Un mediterráneo enjoyado de aguas de plata me saluda a mi
llegada. Tiene un color azulísimo como el de la bóveda celestial. No hay apenas
vientos que ricen las olas, y en el aire flota una fragancia marina que me
despierta el alma. Las jábegas y los barquitos huyen mar adentro, como las
estrellas de la madrugada. Incomparable belleza que me estimula a pasear por la playa desde donde
contemplo el baño de las aves marinas. Ásperas soledades mañaneras. Recuerdos
mecidos por el viento de levante. Sombras y voces del pasado. Nostalgia primaveral
de considerables dimensiones. Voy flotando sobre una ola de mar, de la dispersión,
infinita y de la nada.
A pesar de su enormidad, el mediterráneo es algo tangible. Elemento
al que me puedo asir cuando las cosas no marchan. A lo lejos, oigo el tañido de
las campanas de una iglesia cercana que, unas horas antes, latía sumergida en
la niebla. En mis oídos, la llamada tiene unas resonancias enigmáticas. Me
alejo caminando para encontrarme con unas rocas que, de cerca, parecen tener
alma de castillo, sobre todo en la noche, cuando las aguas adquieren el color
de la luna... Sonrío ante la visión mágica de esa parte de la bahía. Amistades
de la cala, jábegas y veleros que componen una marina insuperable. Si supiera
pintar, obviamente.
Me tumbo en la arena con la intención de abrir una botella
de vino. Al rato, no es sólo mi alma la que está embriagada por la belleza
mediterránea.
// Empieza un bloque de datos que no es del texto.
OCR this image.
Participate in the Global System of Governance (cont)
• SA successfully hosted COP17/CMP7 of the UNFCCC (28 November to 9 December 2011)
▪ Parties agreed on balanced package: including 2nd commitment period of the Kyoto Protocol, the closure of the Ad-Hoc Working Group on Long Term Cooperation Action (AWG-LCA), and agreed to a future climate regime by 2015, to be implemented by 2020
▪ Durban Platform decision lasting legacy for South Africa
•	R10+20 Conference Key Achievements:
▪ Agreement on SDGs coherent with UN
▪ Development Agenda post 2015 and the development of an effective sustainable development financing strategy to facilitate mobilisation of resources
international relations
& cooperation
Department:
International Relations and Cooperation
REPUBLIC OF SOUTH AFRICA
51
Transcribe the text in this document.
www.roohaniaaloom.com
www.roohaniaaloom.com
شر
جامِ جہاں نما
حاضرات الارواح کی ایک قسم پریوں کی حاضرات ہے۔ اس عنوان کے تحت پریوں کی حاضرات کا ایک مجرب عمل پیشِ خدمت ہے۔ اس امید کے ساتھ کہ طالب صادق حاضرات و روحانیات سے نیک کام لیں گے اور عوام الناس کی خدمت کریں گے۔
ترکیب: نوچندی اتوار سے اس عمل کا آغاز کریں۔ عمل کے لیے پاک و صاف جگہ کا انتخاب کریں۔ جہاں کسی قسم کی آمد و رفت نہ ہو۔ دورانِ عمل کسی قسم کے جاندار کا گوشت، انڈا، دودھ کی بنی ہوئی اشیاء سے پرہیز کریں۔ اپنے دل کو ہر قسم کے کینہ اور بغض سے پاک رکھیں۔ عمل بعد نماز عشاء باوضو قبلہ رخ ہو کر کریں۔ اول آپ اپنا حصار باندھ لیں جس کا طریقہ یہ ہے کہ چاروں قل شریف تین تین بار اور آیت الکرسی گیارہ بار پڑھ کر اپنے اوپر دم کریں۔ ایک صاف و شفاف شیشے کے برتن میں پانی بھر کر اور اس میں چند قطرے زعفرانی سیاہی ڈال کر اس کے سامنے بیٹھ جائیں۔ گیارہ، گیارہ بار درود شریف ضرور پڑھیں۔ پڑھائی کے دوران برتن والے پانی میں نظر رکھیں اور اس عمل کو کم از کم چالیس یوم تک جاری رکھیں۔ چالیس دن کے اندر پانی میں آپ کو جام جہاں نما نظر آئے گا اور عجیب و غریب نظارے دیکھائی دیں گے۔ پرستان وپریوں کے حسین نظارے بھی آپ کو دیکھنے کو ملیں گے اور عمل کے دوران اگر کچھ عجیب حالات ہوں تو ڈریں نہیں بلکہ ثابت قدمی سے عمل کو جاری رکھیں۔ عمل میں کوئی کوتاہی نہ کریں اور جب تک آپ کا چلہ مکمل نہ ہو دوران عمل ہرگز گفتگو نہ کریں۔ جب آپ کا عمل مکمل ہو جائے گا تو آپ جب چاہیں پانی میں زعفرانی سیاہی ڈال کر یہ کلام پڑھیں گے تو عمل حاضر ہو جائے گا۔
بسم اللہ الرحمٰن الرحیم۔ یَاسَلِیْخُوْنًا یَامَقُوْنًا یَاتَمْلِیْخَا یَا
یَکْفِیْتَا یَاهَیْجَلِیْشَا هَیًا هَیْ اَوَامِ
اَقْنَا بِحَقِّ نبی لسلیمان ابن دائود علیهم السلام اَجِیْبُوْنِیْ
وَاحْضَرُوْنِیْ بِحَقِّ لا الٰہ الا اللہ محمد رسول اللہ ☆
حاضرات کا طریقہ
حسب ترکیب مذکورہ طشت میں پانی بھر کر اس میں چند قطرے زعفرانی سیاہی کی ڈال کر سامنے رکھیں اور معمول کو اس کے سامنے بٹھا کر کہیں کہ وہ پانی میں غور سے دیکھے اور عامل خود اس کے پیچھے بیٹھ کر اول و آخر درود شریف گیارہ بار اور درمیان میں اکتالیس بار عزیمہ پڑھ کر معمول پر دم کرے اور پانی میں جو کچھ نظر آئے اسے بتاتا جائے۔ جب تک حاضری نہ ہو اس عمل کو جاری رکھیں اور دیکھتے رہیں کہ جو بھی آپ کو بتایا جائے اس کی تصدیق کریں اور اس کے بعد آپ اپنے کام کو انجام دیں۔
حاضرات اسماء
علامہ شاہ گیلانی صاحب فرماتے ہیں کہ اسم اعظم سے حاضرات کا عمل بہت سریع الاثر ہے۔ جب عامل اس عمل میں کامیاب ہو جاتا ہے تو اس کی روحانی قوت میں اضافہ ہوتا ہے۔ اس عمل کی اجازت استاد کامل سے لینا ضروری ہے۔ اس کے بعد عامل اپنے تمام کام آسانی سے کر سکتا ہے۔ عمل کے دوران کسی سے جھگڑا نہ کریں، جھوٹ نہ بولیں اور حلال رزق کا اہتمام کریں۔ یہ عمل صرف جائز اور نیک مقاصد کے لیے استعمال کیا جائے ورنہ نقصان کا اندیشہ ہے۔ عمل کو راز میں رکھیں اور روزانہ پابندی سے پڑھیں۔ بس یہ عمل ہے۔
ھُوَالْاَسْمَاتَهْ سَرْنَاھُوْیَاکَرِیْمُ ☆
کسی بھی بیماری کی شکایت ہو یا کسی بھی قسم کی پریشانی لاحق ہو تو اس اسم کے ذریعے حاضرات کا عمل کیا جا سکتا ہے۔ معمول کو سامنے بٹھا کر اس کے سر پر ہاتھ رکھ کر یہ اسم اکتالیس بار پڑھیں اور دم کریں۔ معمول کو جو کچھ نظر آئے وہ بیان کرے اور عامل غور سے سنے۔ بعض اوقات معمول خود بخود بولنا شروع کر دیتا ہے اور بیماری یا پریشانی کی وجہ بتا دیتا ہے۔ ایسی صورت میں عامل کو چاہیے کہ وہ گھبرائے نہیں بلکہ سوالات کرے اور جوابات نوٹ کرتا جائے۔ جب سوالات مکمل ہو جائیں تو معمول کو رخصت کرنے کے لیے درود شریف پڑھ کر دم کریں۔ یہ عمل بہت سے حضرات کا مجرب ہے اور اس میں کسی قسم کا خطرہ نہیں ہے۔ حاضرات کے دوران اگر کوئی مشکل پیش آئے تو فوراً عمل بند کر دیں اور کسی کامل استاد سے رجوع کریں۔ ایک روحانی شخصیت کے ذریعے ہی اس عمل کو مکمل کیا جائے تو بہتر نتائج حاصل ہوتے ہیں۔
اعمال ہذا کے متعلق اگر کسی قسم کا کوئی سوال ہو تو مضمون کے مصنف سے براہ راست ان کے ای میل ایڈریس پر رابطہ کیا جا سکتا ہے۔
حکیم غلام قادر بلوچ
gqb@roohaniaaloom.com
Son apenas dos copas pero el efecto del líquido rojo se hace
notar. En este estado llego a la conclusión de que esta tierra es una encrucijada,
un crisol; españoles y gentes arribadas de cualquier lugar del mundo. Una
puerta de mare nostrum. Una encrucijada como una ensalada de diferentes salsas.
Una rueda que gira con todos los vientos de su rosa y, quizá, también el viento
que menos haya girado Málaga haya sido el viento del otro lado del estrecho
aunque algunos se empeñen en lo contrario.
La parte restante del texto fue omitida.